As is also the case with self-portraiture by Carrie Mae Weems or Cindy Sherman, Zanele Muholi’s self-portraits are both a defiant reclamation of the gaze, and a performative commentary on representations of the feminine body we normally see, in art history and in culture more generally. In this case, Muholi specifically addresses way Black bodies are most often portrayed.
Ngwane I, Oslo is from a series of work titled “Somnyama Ngonyama” (“Hail the Dark Lioness” in Zulu) in which Muholi poses in different costumes, props, and backdrops that evoke a range of issues, from the violent South African history of apartheid to the artist’s own life-threatening experience undergoing uterine surgery. The resulting photographs act as provocative reflections on race, gender, and representation.
In Ngwane I, Oslo, Muholi intentionally darkens the contrast of the photo, so that their complexion would almost merge with the black backdrop, yet their skin glistens and thus creates different textures of black within the composition. Growing up in a culture that told them dark skin was undesirable and where Blackness was punished, Muholi’s self-portraits emphasize and celebrate the color of their skin. Muholi says, “‘When I was young, I was told that I was ugly, and I had to grow up with a sense of ugliness and shame. And I had to overcome it, because nobody can love you more than you.’’
Muholi’s dress in this photograph seems to also be a celebration of their people’s history and culture. While “Oslo” in the title most likely refers to Norway, where perhaps the photograph was taken (Muholi stages these self-portraits as they travel around the globe and often includes the location in the title), “Ngwane” may refer to the historical name for Eswatini (formerly Swaziland), a country which neighbors South Africa and to which South Africa has strong cultural and historical ties.
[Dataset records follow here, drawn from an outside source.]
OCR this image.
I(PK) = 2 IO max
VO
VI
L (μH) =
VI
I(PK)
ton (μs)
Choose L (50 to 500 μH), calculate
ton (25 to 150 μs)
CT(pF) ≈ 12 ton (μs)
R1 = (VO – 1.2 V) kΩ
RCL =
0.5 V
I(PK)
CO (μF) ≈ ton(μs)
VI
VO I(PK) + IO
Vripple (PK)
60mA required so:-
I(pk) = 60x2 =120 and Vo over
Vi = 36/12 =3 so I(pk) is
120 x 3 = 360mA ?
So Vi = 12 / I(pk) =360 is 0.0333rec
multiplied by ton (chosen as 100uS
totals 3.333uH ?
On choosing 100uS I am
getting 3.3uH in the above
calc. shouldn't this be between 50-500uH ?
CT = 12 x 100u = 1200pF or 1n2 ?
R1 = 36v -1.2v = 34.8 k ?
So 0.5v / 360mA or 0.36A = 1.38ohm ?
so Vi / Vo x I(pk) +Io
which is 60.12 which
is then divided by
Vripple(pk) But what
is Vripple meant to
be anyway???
Ngwane III was the first King of modern Eswatini in the 18th century, and the King was, and still is, referred to as “the lion,” the animal also evoked in the series title. Muholi certainly looks like royalty in this portrait, with their feathered headdress and intricate beadwork necklace. Beadwork is especially important in Zulu culture and carries complex cultural meaning depending on the area, occasion, color, and wearer. In this case, however, the symbolism of the beadwork is not made known.
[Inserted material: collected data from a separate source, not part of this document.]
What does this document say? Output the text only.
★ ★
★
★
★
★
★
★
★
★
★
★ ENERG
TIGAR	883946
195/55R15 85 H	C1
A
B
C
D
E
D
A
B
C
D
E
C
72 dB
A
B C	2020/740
The Guggenheim has referred to Muholi in this portrait as an “avian goddess,” which is fitting, as there seems to be some suggestion of the feminine divine here. The round of feathers and lighting almost make Muholi appear pregnant, so the portrait could be read as a celebration of Black womanhood, or of Africa as the “mother continent,” the birthplace of all humankind. At the same time, Muholi’s dead-eyed stare challenges the viewer. The traditional costume makes the photo reminiscent of the exploitative, National Geographic-type images that proliferate in the West. As journalist Jenna Wortham puts it, “[Their] self-portraits explode stereotypes of African women while evoking them, implicating the viewers for summoning those clichés as they gaze upon [their] skin.”
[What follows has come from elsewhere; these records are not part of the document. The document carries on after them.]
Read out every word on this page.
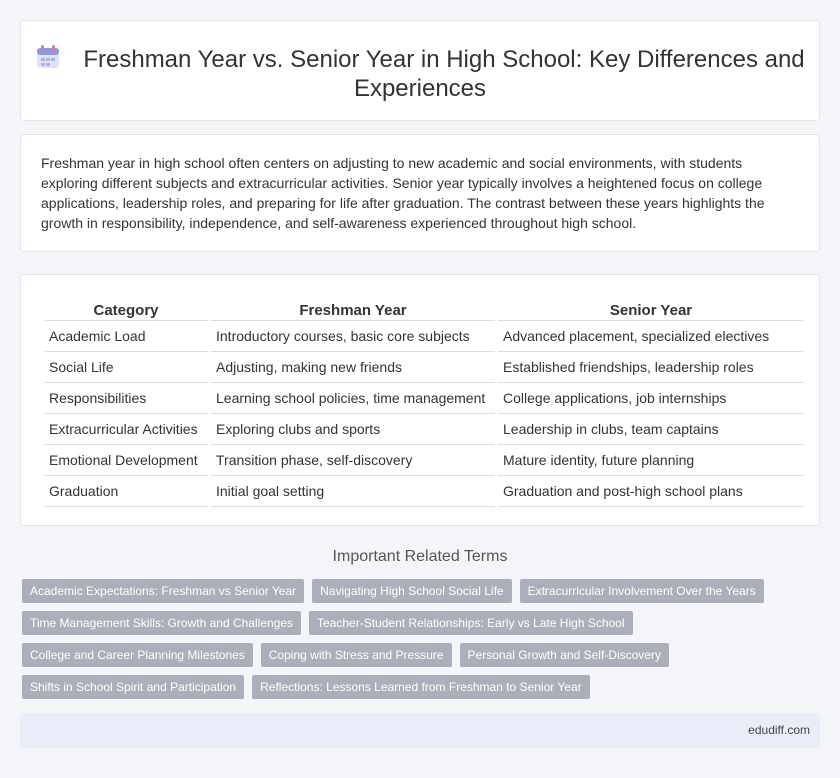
Freshman Year vs. Senior Year in High School: Key Differences and Experiences

Freshman year in high school often centers on adjusting to new academic and social environments, with students exploring different subjects and extracurricular activities. Senior year typically involves a heightened focus on college applications, leadership roles, and preparing for life after graduation. The contrast between these years highlights the growth in responsibility, independence, and self-awareness experienced throughout high school.

Category	Freshman Year	Senior Year
Academic Load	Introductory courses, basic core subjects	Advanced placement, specialized electives
Social Life	Adjusting, making new friends	Established friendships, leadership roles
Responsibilities	Learning school policies, time management	College applications, job internships
Extracurricular Activities	Exploring clubs and sports	Leadership in clubs, team captains
Emotional Development	Transition phase, self-discovery	Mature identity, future planning
Graduation	Initial goal setting	Graduation and post-high school plans
Important Related Terms
Academic Expectations: Freshman vs Senior Year	Navigating High School Social Life	Extracurricular Involvement Over the Years
Time Management Skills: Growth and Challenges	Teacher-Student Relationships: Early vs Late High School
College and Career Planning Milestones	Coping with Stress and Pressure	Personal Growth and Self-Discovery
Shifts in School Spirit and Participation	Reflections: Lessons Learned from Freshman to Senior Year
edudiff.com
In this way, Muholi references the dehumanizing effect of imagery in which the people pictured are treated as material objects to be consumed, rather than subjects with autonomous power. Africa and African people have so often been the subjects of a non-specific imagined colonial fantasy that is not based in the reality of people’s lived experiences, rich histories, and distinct cultures. The portrait evokes these incomplete, misguided, or outright harmful representations, and also presents a refusal of them. The spots on the feathers almost look like camouflage, like the eyes on a butterfly’s back that deter prey, perhaps a warning to the viewer - a challenge to their gaze and their assumptions about the figure staring back.